Dialysis related amyloidosis (DRA) is a progressive debilitating complication of long-term dialysis. β2-microglobulin (β2m) amyloid deposition occurs preferentially in older patients and initially is located in collagen-rich osteo-articular tissues. Since an age-dependent increase in the formation of advanced glycation end products (AGE) has been observed in collagen-containing structures, we hypothesized that AGE-modified β2m in the amyloid of DRA may be formed locally in osteo-articular structures as a subsequent event of its binding to collagen-AGE. Based on this hypothesis, we investigated the binding between β2m and AGE modified collagen (collagen- AGE) in vitro.

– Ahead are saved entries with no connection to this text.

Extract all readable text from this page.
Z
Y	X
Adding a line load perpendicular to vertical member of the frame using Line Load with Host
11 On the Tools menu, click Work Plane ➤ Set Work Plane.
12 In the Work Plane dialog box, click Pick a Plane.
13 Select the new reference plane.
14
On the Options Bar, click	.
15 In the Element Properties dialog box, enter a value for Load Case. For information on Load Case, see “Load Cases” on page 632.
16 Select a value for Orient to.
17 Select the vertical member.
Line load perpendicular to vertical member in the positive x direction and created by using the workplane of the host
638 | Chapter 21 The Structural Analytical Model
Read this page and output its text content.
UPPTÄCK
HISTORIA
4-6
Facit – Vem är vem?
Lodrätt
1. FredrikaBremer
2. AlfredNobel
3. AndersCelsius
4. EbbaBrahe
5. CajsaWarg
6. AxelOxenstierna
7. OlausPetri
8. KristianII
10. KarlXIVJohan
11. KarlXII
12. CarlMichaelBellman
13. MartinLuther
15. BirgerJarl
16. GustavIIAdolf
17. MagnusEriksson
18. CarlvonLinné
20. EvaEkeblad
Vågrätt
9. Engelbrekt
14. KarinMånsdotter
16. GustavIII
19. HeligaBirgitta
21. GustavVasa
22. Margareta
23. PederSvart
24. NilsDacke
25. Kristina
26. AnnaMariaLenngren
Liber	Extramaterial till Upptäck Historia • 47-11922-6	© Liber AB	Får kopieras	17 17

Significantly larger amounts of human β2m were bound to types I to IV of immobilized collagen-AGE than to unmodified collagens (P < 0.0001). The quantity of β2m bound to collagen-AGE was dependent on the concentrations of both β2m and of AGE contained in collagen (P < 0.01). Unmodified β2m was more avidly bound to collagen-AGE or collagen in comparison to AGE-modified β2m (P < 0.0001). β2m bound to collagen-AGE could be modified further by nonenzymatic glycosylation during three weeks of incubation with physiologic concentrations of glucose. Similar processes in vivo may be important in the pathobiology of DRA.